Продолжение любви (Стоун) - страница 93

— В свете огня ты еще прелестнее, — неожиданно прервал ее задумчивость Маковски. — Может, заказать еще что‑нибудь?

— Спасибо, я уже сыта… Мне хотелось бы рассказать, почему я приехала. — Люсия произнесла это, ожидая увидеть неодобрение на его лице, но увидела, напротив, живую заинтересованность.

— Вы с Тони разошлись во мнениях по какому‑либо поводу? — с ходу догадался он.

— Да… Нет, это не главное. — Люсия потянулась к стакану с соком, чтобы скрыть замешательство, но передумала и, глядя Дэвиду прямо в глаза, призналась: — Я приехала, чтобы увидеть тебя… Но с Тони, конечно, все не очень благополучно… Что это я говорю? Я порвала с ним.

Дэвид погладил ее руку, затянулся сигарой. Его лицо приняло серьезное выражение. С минуту он молча рассматривал молочную пену в кофейной чашке, потом пристально посмотрел на свою разволновавшуюся спутницу. Теперь он выглядел совсем по‑другому: ни тени лукавства, отсутствие какой бы то ни было светской маски. Его глаза словно раскрылись ей навстречу, их обычный легкий прищур исчез. Был только свет — яркий, как у кошек, податливый, лучистый.
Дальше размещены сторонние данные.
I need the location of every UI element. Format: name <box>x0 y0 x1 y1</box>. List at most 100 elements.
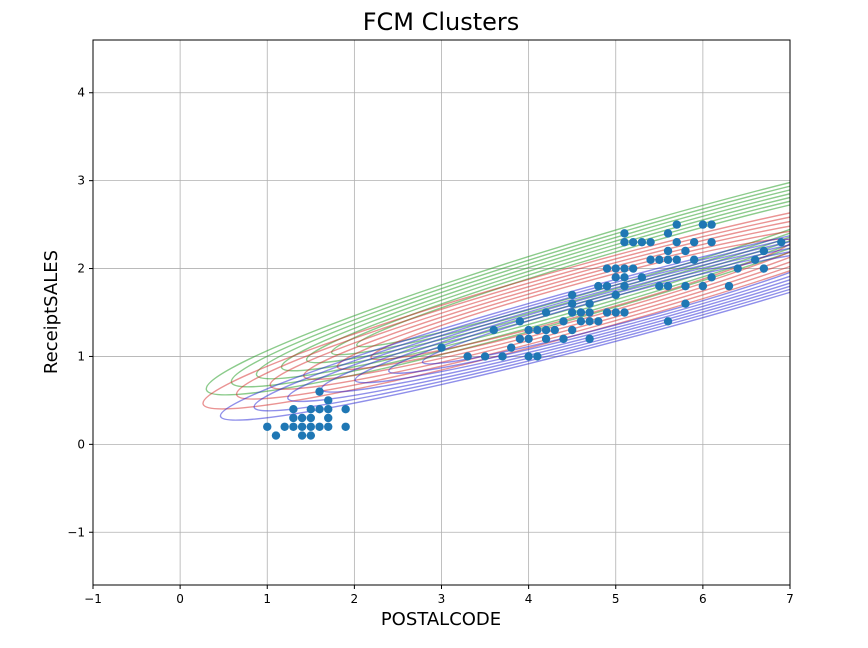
x-tick-label: 0 <box>176 592 184 606</box>
data-point <box>611 264 620 273</box>
data-point <box>663 255 673 264</box>
data-point <box>663 317 673 326</box>
cluster-contour <box>305 173 790 364</box>
data-point <box>515 317 525 326</box>
data-point <box>489 325 498 335</box>
data-point <box>646 237 655 247</box>
x-axis-label: POSTALCODE <box>381 609 501 630</box>
data-point <box>646 255 655 264</box>
data-point <box>533 325 542 335</box>
y-axis-label: ReceiptSALES <box>41 250 62 374</box>
data-point <box>681 246 690 256</box>
data-point <box>576 317 586 326</box>
data-point <box>689 255 699 264</box>
data-point <box>585 299 594 308</box>
data-point <box>620 229 629 238</box>
data-point <box>602 281 612 291</box>
data-point <box>663 229 673 238</box>
data-point <box>306 413 316 423</box>
data-point <box>620 281 629 291</box>
data-point <box>271 431 281 440</box>
data-point <box>541 325 551 335</box>
data-point <box>524 352 533 361</box>
data-point <box>698 220 708 229</box>
data-point <box>733 264 742 273</box>
x-tick-label: 4 <box>525 592 533 606</box>
data-point <box>524 334 533 344</box>
data-point <box>498 352 507 361</box>
data-points <box>263 220 786 440</box>
data-point <box>663 246 673 256</box>
data-point <box>637 237 647 247</box>
data-point <box>602 264 612 273</box>
data-point <box>663 281 673 291</box>
data-point <box>707 237 716 247</box>
data-point <box>341 422 350 431</box>
data-point <box>707 273 716 282</box>
data-point <box>324 413 333 423</box>
data-point <box>759 246 769 256</box>
data-point <box>324 396 333 405</box>
cluster-contour <box>388 242 790 374</box>
data-point <box>297 422 307 431</box>
y-tick-label: 3 <box>77 174 85 188</box>
data-point <box>689 237 699 247</box>
data-point <box>297 413 307 423</box>
data-point <box>567 325 577 335</box>
data-point <box>620 264 629 273</box>
data-point <box>724 281 734 291</box>
data-point <box>341 404 350 414</box>
data-point <box>289 404 298 414</box>
x-tick-label: 1 <box>263 592 271 606</box>
data-point <box>585 308 594 317</box>
cluster-contour <box>205 141 790 396</box>
data-point <box>280 422 289 431</box>
data-point <box>620 273 629 282</box>
x-tick-label: −1 <box>84 592 102 606</box>
data-point <box>507 343 516 352</box>
data-point <box>602 308 612 317</box>
y-tick-label: 4 <box>77 86 85 100</box>
data-point <box>315 422 324 431</box>
data-point <box>306 404 316 414</box>
data-point <box>594 317 603 326</box>
cluster-contour <box>354 232 790 384</box>
data-point <box>681 281 690 291</box>
cluster-contour <box>235 198 790 400</box>
data-point <box>611 308 620 317</box>
data-point <box>263 422 272 431</box>
data-point <box>567 290 577 300</box>
data-point <box>297 431 307 440</box>
data-point <box>655 281 664 291</box>
data-point <box>620 308 629 317</box>
y-tick-label: 0 <box>77 437 85 451</box>
chart-title: FCM Clusters <box>363 8 520 36</box>
y-tick-label: 1 <box>77 349 85 363</box>
data-point <box>707 220 716 229</box>
data-point <box>567 299 577 308</box>
data-point <box>463 352 472 361</box>
data-point <box>637 273 647 282</box>
data-point <box>759 264 769 273</box>
data-point <box>681 299 690 308</box>
data-point <box>611 290 620 300</box>
cluster-contour <box>421 251 790 365</box>
data-point <box>533 352 542 361</box>
data-point <box>559 317 568 326</box>
y-axis-ticks: −1 0 1 2 3 4 <box>67 86 93 539</box>
x-tick-label: 3 <box>438 592 446 606</box>
data-point <box>550 325 559 335</box>
data-point <box>672 237 681 247</box>
data-point <box>480 352 490 361</box>
cluster-contour <box>287 214 790 403</box>
data-point <box>594 281 603 291</box>
data-point <box>289 422 298 431</box>
data-point <box>559 334 568 344</box>
x-tick-label: 5 <box>612 592 620 606</box>
cluster-contour <box>255 157 790 380</box>
data-point <box>585 317 594 326</box>
y-tick-label: −1 <box>67 525 85 539</box>
data-point <box>628 237 638 247</box>
cluster-contour <box>253 204 790 412</box>
data-point <box>315 404 324 414</box>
— Тебе жаль его, ты стыдишься своего поступка?

— Да, немного.

— Я так и думал. Напрасно. Не казни себя. Мы обижаем человека не тогда, когда говорим ему «нет», а когда фальшивим с ним. Ты сказала, вот и умница.

— Я не сказала прямо.

— Это понятно под любым углом.

Люсии захотелось поведать ему обо всем, раскрыться, выставить на суд свою душу. Она говорила, что совсем не понимает Тони, не может простить ему то, что он невнимателен к ней: как можно не заметить страдания в глазах человека, которому постоянно твердишь о своей любви!

— Любовь ведь слепа, — остановил ее порыв Дэвид. Люсия задумалась. Такое простое объяснение почему‑то не приходило ей на ум.
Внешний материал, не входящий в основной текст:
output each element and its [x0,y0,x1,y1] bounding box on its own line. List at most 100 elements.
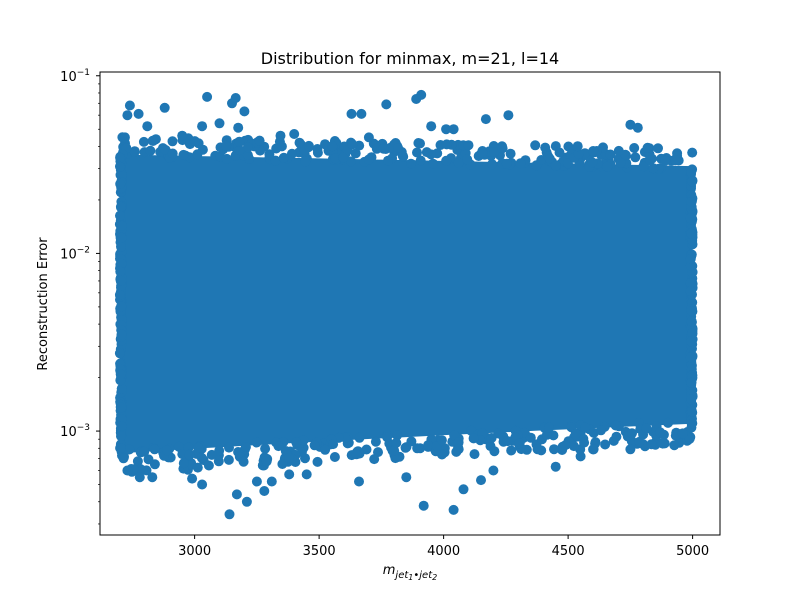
cloud-point [135,464,146,475]
cloud-point [124,444,135,455]
cloud-point [627,428,637,439]
cloud-point [234,145,245,156]
cloud-point [143,454,154,465]
cloud-point [234,136,245,147]
y-tick-label: 10−3 [60,423,90,440]
cloud-point [685,278,696,288]
cloud-point [192,462,203,473]
cloud-point [276,141,287,152]
cloud-point [489,147,500,157]
cloud-point [587,157,598,168]
cloud-point [428,158,438,169]
cloud-point [393,143,404,153]
axes-frame [99,71,721,536]
cloud-point [382,432,393,443]
cloud-point [115,161,126,172]
cloud-point [312,147,323,158]
cloud-point [116,414,127,425]
data-point [632,122,643,133]
data-point [119,132,130,143]
cloud-point [579,437,590,448]
cloud-point [238,456,249,467]
cloud-point [406,436,417,447]
data-point [401,472,412,483]
cloud-point [273,441,284,452]
x-tick-label: 4500 [552,544,585,559]
cloud-point [167,136,178,147]
data-point [575,451,586,462]
cloud-point [543,422,554,433]
cloud-point [354,432,365,443]
cloud-point [549,444,559,455]
data-point [657,438,668,449]
data-point [251,476,262,487]
cloud-point [487,159,498,170]
cloud-point [423,440,434,451]
cloud-point [501,158,512,169]
cloud-point [648,163,659,174]
cloud-point [685,352,696,363]
data-point [241,496,252,507]
data-point [266,476,277,487]
cloud-point [115,266,126,277]
cloud-point [351,449,362,460]
data-point [356,108,367,119]
dense-cloud-edge [114,132,698,477]
data-point [488,465,499,476]
cloud-point [630,152,641,163]
cloud-point [641,423,652,434]
cloud-point [686,377,697,388]
cloud-point [184,449,195,460]
cloud-point [486,433,497,443]
cloud-point [369,454,380,465]
data-point [187,473,198,484]
xlabel-base: m [383,563,396,578]
cloud-point [115,210,125,221]
cloud-point [686,336,697,347]
cloud-point [646,439,657,450]
y-tick-label: 10−2 [60,245,90,262]
cloud-point [312,456,323,467]
data-point [224,509,235,520]
cloud-point [161,445,172,456]
cloud-point [615,157,626,168]
cloud-point [206,449,217,460]
cloud-point [610,420,621,431]
cloud-point [406,158,416,169]
data-point [503,110,514,121]
cloud-point [686,167,697,178]
cloud-point [300,156,311,167]
data-point [159,102,170,113]
data-point [418,500,429,511]
cloud-point [514,438,525,449]
cloud-point [573,148,584,159]
cloud-point [600,439,611,450]
cloud-point [462,154,473,165]
cloud-point [221,140,232,151]
x-axis-label: mjet1•jet2 [383,563,437,582]
cloud-point [602,161,613,172]
cloud-point [685,213,696,224]
cloud-point [687,176,698,187]
cloud-point [138,136,149,147]
cloud-point [291,437,302,448]
cloud-point [568,441,579,452]
cloud-point [177,449,188,460]
cloud-point [270,155,281,166]
cloud-point [221,153,232,164]
data-point [458,484,469,495]
xlabel-sub2sub: 2 [432,573,437,582]
data-point [133,108,144,119]
cloud-point [224,442,234,453]
cloud-point [684,433,695,444]
cloud-point [532,444,543,455]
cloud-point [415,138,425,149]
data-point [426,121,437,132]
data-point [480,114,491,125]
cloud-point [240,442,251,452]
data-point [230,93,241,103]
cloud-point [115,178,126,189]
cloud-point [660,155,671,166]
cloud-point [203,460,214,471]
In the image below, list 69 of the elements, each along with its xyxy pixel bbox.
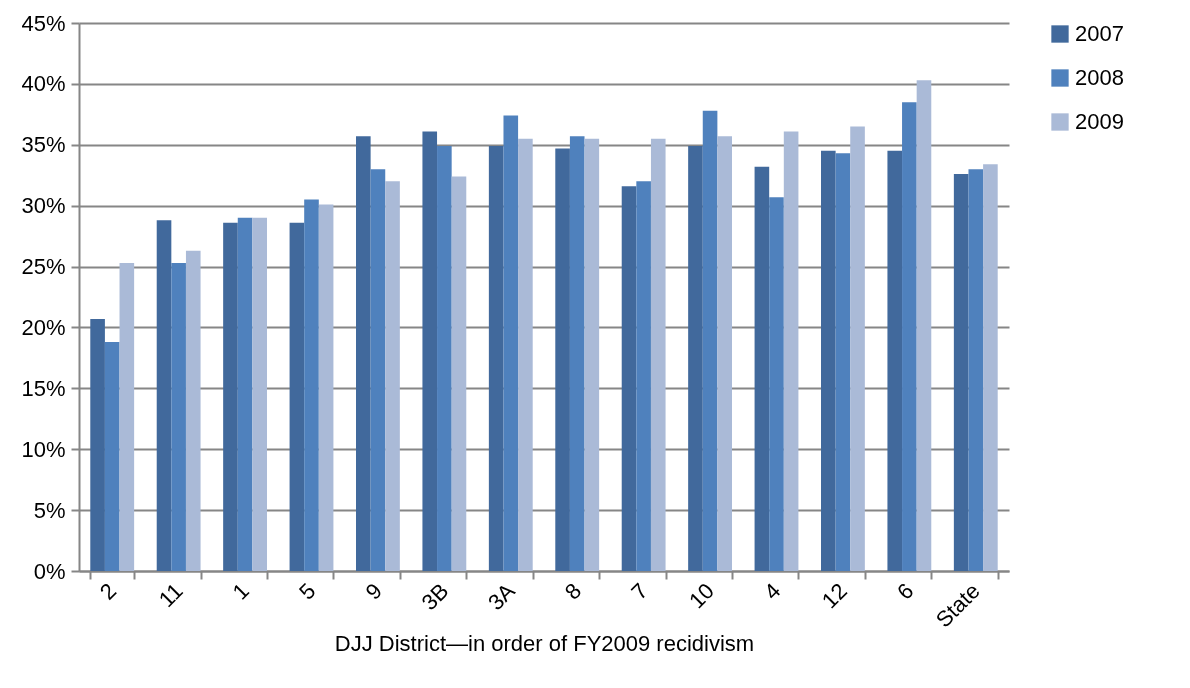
bar <box>437 146 452 571</box>
bar <box>783 131 799 571</box>
y-tick-label: 5% <box>33 497 66 523</box>
x-tick-label: 3A <box>483 578 520 616</box>
x-tick-label: 2 <box>94 578 122 605</box>
y-tick-label: 40% <box>21 71 66 97</box>
bar <box>650 138 666 571</box>
bar <box>356 136 371 571</box>
legend-label: 2008 <box>1075 65 1124 90</box>
bar <box>916 80 932 571</box>
y-tick-label: 10% <box>21 436 66 462</box>
x-tick-label: 3B <box>416 578 454 616</box>
bar <box>636 181 651 571</box>
x-tick-label: 10 <box>684 578 720 614</box>
bar <box>451 176 467 571</box>
x-axis-title: DJJ District—in order of FY2009 recidivism <box>334 630 755 656</box>
legend-label: 2009 <box>1075 109 1124 134</box>
x-tick-label: 11 <box>153 578 188 613</box>
x-tick-label: 9 <box>360 578 387 605</box>
bar <box>835 153 851 571</box>
y-tick-label: 15% <box>21 375 66 401</box>
bar <box>621 186 637 571</box>
bar <box>968 169 984 571</box>
bar <box>953 174 969 571</box>
bar <box>850 126 865 571</box>
bar <box>518 138 533 571</box>
bar <box>185 250 201 571</box>
y-tick-label: 45% <box>21 10 66 36</box>
bar <box>385 181 400 571</box>
bar <box>887 150 903 571</box>
bar <box>156 220 172 571</box>
legend-label: 2007 <box>1075 21 1124 46</box>
bar <box>289 222 305 571</box>
bar <box>104 342 120 571</box>
bar <box>223 222 238 571</box>
bar <box>584 138 600 571</box>
bar <box>370 169 386 571</box>
bar <box>422 131 438 571</box>
bar <box>569 136 585 571</box>
y-tick-label: 20% <box>21 314 66 340</box>
x-tick-label: 8 <box>559 578 587 605</box>
y-tick-label: 30% <box>21 193 66 219</box>
bar <box>488 146 504 571</box>
y-tick-label: 35% <box>21 132 66 158</box>
bar <box>983 164 998 571</box>
bar <box>237 217 253 571</box>
bar <box>119 262 135 571</box>
bar <box>769 197 784 571</box>
x-tick-label: 4 <box>759 578 786 605</box>
x-tick-label: 7 <box>626 578 653 605</box>
x-tick-label: 12 <box>816 578 852 614</box>
bar <box>90 318 105 571</box>
bar <box>702 110 718 571</box>
y-tick-label: 25% <box>21 254 66 280</box>
bar <box>252 217 267 571</box>
bar <box>754 166 770 571</box>
bar <box>555 148 570 571</box>
x-tick-label: 1 <box>227 578 255 605</box>
x-tick-label: 5 <box>294 578 321 605</box>
x-tick-label: 6 <box>892 578 919 605</box>
bar <box>503 115 519 571</box>
bar <box>902 102 917 571</box>
bar <box>821 150 836 571</box>
bar <box>318 204 334 571</box>
y-tick-label: 0% <box>33 558 66 584</box>
bar <box>717 136 732 571</box>
bar <box>304 199 319 571</box>
bar <box>688 146 703 571</box>
bar <box>171 262 186 571</box>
Лужи за окном стали гладкими, количество бегущих ног над дубовым подоконником заметно увеличилось. Она покончила с десертом и вопросительно посмотрела на Дэвида.

— Идем, я покажу тебе красивое и возвышенное, — предложил он, отодвигая стул.

Через полчаса они оказались на ступеньках затерявшейся в готических дворах картинной галереи.

— Это как музыка, сейчас сама все увидишь. Питер Кристофер — существо уникальное, — начал экскурсию Маковски. — Он такой же абстрактный, как его акварели. Я редко сочиняю, мне достаточно тех оттенков, которые может придать произведению исполнитель, но, когда вижу его картины, хочется написать музыку к каждой из них. Подвижную, рваную, контрастную.

— Вы знакомы?

— Да, с незапамятных времен. Помню, лет двадцать назад на вечеринке — невысокий, белокурый, лицо, сужающееся книзу. Он рассказал историю, благодаря которой я полюбил его с первого взгляда.